おれたちはこのルールを厳格に守っている。依頼が正義かどうかなんて関係ない。顧客第一ってのはどうも日本人の性らしい。
おれたちは汚れきっている。しかし、これしかできない人間たちなんだ。だから、おれたちは依頼以外で滅多に地上には出ない。地下街はこの国のはみ出しものや海外マフィアの巣窟となっている。だが、きちんとルールがある。地上との出入り口は3つだけ。東京駅の表向きは職員専用扉となっている部屋、渋谷道玄坂にあるビルの地下駐車場、そして、日比谷公園近くにある飲食店の地下。おれたちは東京駅に近いG地区に事務所を構えている。
おれがオフィス・ゼクリアナに戻るとすぐにボスの大江に呼び出された。どうやら依頼が入ったらしい。ボスの部屋に入るとおれより少し早くにゼクリアナに入った唯一の女性メンバーのマチがいた。マチとおれは大江の前に立った。
「依頼が入った。顧客はフランス政府だ。そこにいるフランス大使館から派遣されたポールという男に詳しくは話してもらう」
「ボンジュール。私はフランス大使館職員のポールだ。今回がゼクリアナを利用するのは初めてなんだ。とりあえず依頼に至った事情から話そう」
フランスは現在大規模な暴動に苦しんでいる。最初はフランス政府高官の汚職に対する抗議だった。だが、次第に暴動となり、フランスのEU離脱・東欧や中東からの移民排斥・共和制廃止・大統領退任へと要求が拡大されてきた。そして、既得損益への過剰な反感からフランスや海外の有名企業のトップが襲撃されるという事件が多発するようになった。そして、その暴動を先導しているのがフランス救世主革命新党という組織のリーダーであるルイーズという女だった。ルイーズは現代のジャンヌダルクと民衆にもてはやされているらしい。
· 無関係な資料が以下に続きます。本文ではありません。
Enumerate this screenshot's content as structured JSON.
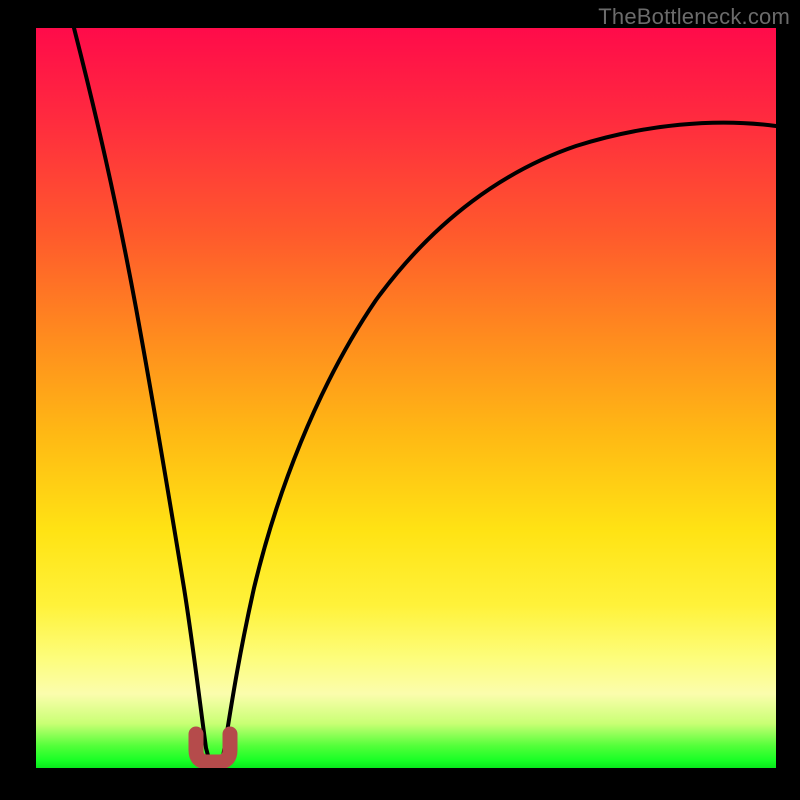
{
  "watermark": {
    "text": "TheBottleneck.com"
  },
  "colors": {
    "background": "#000000",
    "curve": "#000000",
    "bump": "#b54b4b",
    "gradient_stops": [
      "#ff0b4a",
      "#ff2a3f",
      "#ff5a2c",
      "#ff8c1e",
      "#ffb914",
      "#ffe314",
      "#fff23a",
      "#fdfd7a",
      "#fbfdad",
      "#c9ff74",
      "#54ff3a",
      "#17ff25",
      "#08e81c"
    ]
  },
  "chart_data": {
    "type": "line",
    "title": "",
    "xlabel": "",
    "ylabel": "",
    "xlim": [
      0,
      100
    ],
    "ylim": [
      0,
      100
    ],
    "note": "Background vertical gradient encodes bottleneck severity (red≈100 bad, green≈0 good). Two black curves descend to a shared minimum near x≈22; left branch nearly vertical, right branch rises asymptotically toward top-right. Small rounded pink-brown bump at the minimum.",
    "series": [
      {
        "name": "left-branch",
        "x": [
          5,
          7,
          9,
          11,
          13,
          15,
          17,
          19,
          20,
          21,
          22
        ],
        "y": [
          100,
          90,
          79,
          68,
          57,
          45,
          33,
          20,
          12,
          5,
          0
        ]
      },
      {
        "name": "right-branch",
        "x": [
          22,
          24,
          26,
          30,
          35,
          40,
          45,
          50,
          55,
          60,
          65,
          70,
          75,
          80,
          85,
          90,
          95,
          100
        ],
        "y": [
          0,
          10,
          19,
          33,
          46,
          55,
          62,
          67,
          71,
          74,
          77,
          79,
          81,
          82,
          83,
          84,
          85,
          86
        ]
      }
    ],
    "marker": {
      "name": "min-bump",
      "x": 22.5,
      "y": 1.2,
      "width": 4,
      "height": 4,
      "color": "#b54b4b"
    }
  }
}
「ちっ、何がジャンヌダルクだよ。ジャンヌダルクは体制を守ろうとした側の人間じゃねーか」
おれは思わず口走ってしまった。ポールは同感だ、というような顔をして、話を続けた。
「しかし、彼女のカリスマ性は偉大です。このまま行くとフランスは崩壊してしまう。そこで我々は糞ルイーズの暗殺をゼクリアナさんにお願いに来たんだ」
おれは革命という言葉が嫌いだった。その革命の過程でどれほどの犠牲が出るかは身をもって知っていた。世の中にはこのままの世界で生きていきたいっていう人々の存在を忘れないでほしい。たとえ満足ではなくとも混乱なく、たとえ独裁体制でも生きるのに困るわけではない。革命の名の下にどれほどの悲劇が繰り返されてきたのだろうか?東欧革命やアラブの春然りだ。だから、おれは善悪以前に世界の現体制を守る汚れた仕事に就いたのだ。
ボスが口を開いた。
「今回はミシマとマチにフランスまで行って、この任務を遂行してもらう。まずはフランス救世主革命新党のメンバーとして潜入しろ」
おれたちはターゲットとの信頼関係の構築から始める。その方が確実に任務を遂行できるからだ。もし失敗したら顧客の不利益を招く。ただ今回は。
「おれたちは日本人だ。どうやってフランスの団体に潜入できるんだ?」
「お前は潜入しなくてもいい。運動を支援する日本企業の特派員として組織と関われ。組織に潜入するのはマチだ」
「一体どうやって?」
「マチは顔を変えられるんだ。整形をいくら受けても大丈夫な特異体質だ」
おれたちはお互いのプライベートには干渉しない。だから何か訳があっても知らないふりをしていた。それがこの世界で生きるための絶対条件だ。しかし、これには驚いた。